Affitti brevi. Cedolare al 21%. Righi (Fiaip): gli agenti immobiliari non possono diventare sostituti d'imposta

«Il grande problema è pensare di far diventare sostituti d'imposta una categoria che non l'ha mai fatto: gli agenti immobiliari»...

«Il grande problema è pensare di far diventare sostituti d'imposta una categoria che non l'ha mai fatto: gli agenti immobiliari». Paolo Righi, presidente nazionale Fiaip, Federazione Italiana Agenti Immobiliari Professionali, commenta così intervenendo a Cuore e denari le novità in arrivo per la sua categoria con la cosiddetta "Tassa Airbnb", che introduce per gli intermediari immobiliari che incassano per conto del proprietario il canone degli affitti brevi l'obbligo di operare le ritenute del 21%.

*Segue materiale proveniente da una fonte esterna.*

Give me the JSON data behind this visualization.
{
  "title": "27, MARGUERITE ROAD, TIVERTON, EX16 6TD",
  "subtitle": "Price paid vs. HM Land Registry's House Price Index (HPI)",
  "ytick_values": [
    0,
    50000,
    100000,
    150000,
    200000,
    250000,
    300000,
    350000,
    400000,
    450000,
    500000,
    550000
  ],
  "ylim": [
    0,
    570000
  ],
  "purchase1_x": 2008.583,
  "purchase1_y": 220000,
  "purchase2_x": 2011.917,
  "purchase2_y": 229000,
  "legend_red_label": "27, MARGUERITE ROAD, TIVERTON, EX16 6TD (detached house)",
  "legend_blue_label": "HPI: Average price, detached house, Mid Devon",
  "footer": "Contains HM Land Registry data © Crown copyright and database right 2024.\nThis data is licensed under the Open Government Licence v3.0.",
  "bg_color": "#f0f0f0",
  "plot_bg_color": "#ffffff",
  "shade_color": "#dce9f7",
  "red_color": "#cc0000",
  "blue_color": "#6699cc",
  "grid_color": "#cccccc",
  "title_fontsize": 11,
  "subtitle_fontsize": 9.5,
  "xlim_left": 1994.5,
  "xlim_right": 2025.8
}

«Siamo in attesa che l'Agenzia delle Entrate ci comunichi quali sono tutti i documenti necessari e la fase applicativa dovrebbe scattare dal 23 di giugno», ha proseguito Righi, «in questo momento - però - stiamo consigliando ai nostri agenti immobiliari di prepararsi a non incassare più gli affitti, anche perché le multe vanno da 250 a 2000 euro», ha aggiunto, sottolineando che «la tassa del 21% esiste anche per i proprietari normali che non ricorrono all'agenzia» e che quindi non per forza l'intermediario è tenuto ad incassare e quindi ad operare direttamente la ritenuta, che rimarrebbe quindi un obbligo del proprietario. «Abbiamo calcolato ha concluso Righi che sulla nostra categoria diventare sostituti d'imposta a livello burocratico peserà per circa 95milioni di euro. Ogni contratto breve presuppone 8 attività contabili oltre alle segnalazioni all'Agenzia delle Entrate. Questo a fronte degli 83 milioni di Euro che lo stato spera di far emergere con la "manovrina" (nella quale è inserito il nuovo obbligo, ndr)».